Stokbord goes global for Olympic art project
September 08, 2011 at 4:11 PM
A striking global sculpture made from Stokbord® recycled waste plastic has become the stunning centrepiece of an Olympics-inspired art education project.
The 1.4-metre sphere of schoolchildren's silhouettes was cut from board material more commonly used for walkways, fencing, cable protection and animal pens. It was donated by Centriforce, the UK's largest independent plastics recycler, which manufactures Stokbord from waste carrier bags and film that would otherwise be destined for landfill or export.
The sculpture is the work of Brighton-based artist and graphic designer Nick Sayers, who selected Stokbord plastic sheet to create the piece with pupils at Cherrywood Primary School in Farnborough. The children modelled for their silhouettes in national costumes from as far and wide as Nepal, Albania and Ghana. Nick then had their outlines machine cut from Stokbord and the children helped sand and bolt the pieces together into a lattice, forming the final spherical structure.
"My work centres on taking everyday recycled or repurposed materials and transforming them into something completely different," explains Nick. "Stokbord is an ideal material for a sculptor to work with because it has a good balance of flexibility and rigidity. It's much more forgiving than, say, acrylic, but has enough strength to bend to shape, and is easy to cut. Furthermore, I am passionate about sustainability, so using a recycled material was high on my list of priorities.
"The finished sculpture will be permanently displayed in the school grounds, and Stokbord is resilient enough to withstand the outdoor elements and for children to play inside," he added. Nick was selected to work with the school through Festival Makers, an awards scheme for artists to work with young people in North Hampshire to create artworks for world arts festivals celebrating the Olympics.
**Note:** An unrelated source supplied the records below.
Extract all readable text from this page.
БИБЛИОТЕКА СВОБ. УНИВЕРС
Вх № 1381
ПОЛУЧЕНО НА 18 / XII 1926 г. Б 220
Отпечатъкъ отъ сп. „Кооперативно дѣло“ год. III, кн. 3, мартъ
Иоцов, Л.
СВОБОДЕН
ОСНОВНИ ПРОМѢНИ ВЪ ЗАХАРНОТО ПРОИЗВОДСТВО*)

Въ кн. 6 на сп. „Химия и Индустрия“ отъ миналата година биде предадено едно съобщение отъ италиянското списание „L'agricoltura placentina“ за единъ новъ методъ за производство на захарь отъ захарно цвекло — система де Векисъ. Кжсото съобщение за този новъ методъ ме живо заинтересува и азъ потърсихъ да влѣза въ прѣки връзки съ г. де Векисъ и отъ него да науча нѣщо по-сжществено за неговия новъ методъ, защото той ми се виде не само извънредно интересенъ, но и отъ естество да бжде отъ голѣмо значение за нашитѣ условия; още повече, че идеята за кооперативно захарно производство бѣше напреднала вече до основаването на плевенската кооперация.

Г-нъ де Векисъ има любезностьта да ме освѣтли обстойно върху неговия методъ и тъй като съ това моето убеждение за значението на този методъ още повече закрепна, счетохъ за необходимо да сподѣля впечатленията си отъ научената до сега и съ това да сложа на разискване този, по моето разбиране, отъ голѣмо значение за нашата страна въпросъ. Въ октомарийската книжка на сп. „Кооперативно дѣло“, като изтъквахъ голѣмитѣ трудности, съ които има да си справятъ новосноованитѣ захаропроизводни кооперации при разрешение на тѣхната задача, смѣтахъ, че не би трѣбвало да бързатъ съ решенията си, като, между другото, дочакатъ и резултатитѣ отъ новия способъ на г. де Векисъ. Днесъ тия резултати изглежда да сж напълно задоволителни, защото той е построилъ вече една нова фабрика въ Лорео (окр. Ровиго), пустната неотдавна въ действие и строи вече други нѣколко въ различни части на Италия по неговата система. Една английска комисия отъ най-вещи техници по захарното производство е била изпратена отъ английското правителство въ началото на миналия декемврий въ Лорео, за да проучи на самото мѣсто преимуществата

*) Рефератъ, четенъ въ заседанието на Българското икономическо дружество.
The project was organised by The Making, a leading craft and design education charity based in Hampshire, and funded by the National Lottery through Arts Council England.
The sculpture had its debut at the World Party In The Park, a world arts event organised by The Making at Eastrop Park in Basingstoke. During the festival, Sayers ran a giant pantograph drawing workshop, using more Stokbord sheets as ground protection mats to provide a level surface on the grass.